Peter Schiff writes that in second and third world countries,
In such a system, support for the ruling regime is the best and only path to economic success. Who you know supersedes what you know, and favoritism trumps the rule of law.
Now, Schiff is scared that the U.S. might be falling into the same habits with the way it has taken property from Chrysler’s creditors.

::screeching tire noises::

Wait a minute. “Who you know supersedes what you know.” Are you serious? As if that somehow never happens in the U.S.? I’m sorry, but the last thing I was left with when I completed my bachelor degree was this piece of advice, “It’s not what you know, it’s who you know.” Not only was I told that this is how the United States runs, but I have always seen for myself that that is how the United States runs. How Peter Schiff thought America, at any point in time, was immune to this - is unbelievable.
U.S. assets, which have historically traded at premium valuations based on faith in our legal system, will soon trade at discounts to reflect this new threat.
Huh? Peter, I know you have a sense of history. Baby, buddy, sweat pea, while you are right in thinking that the rules have not changed, you are wrong in thinking that politicians and people in power somehow rarely made exceptions. The reason why U.S. assets always traded at premiums is because people thought those assets were always better than anything else out there.
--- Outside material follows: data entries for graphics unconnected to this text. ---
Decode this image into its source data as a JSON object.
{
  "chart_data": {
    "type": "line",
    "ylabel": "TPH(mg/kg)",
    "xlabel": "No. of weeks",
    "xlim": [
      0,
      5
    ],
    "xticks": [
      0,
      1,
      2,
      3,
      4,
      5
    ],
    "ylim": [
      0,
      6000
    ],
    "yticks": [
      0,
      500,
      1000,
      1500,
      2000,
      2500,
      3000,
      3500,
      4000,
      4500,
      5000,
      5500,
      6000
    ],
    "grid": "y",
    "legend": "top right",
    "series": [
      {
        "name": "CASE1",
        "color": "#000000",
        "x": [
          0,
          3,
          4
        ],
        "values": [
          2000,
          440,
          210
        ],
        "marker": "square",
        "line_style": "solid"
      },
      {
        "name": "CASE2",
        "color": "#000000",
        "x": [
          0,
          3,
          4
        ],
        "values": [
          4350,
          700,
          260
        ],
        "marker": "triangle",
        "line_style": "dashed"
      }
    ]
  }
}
It had nothing based to do with if we followed the laws, or not.

In the end, what bothers me the most is how Peter Schiff, a man whom I respect and I think is way ahead of the curve financially speaking, speaks of breaking property/finance laws the way people should about how our government runs its foreign policy.
More importantly, the fact that two of the highest-ranking government officials can conspire to violate both securities laws and private property rights is abhorrent to everything America supposedly stands for.
Does he know that our country tortures?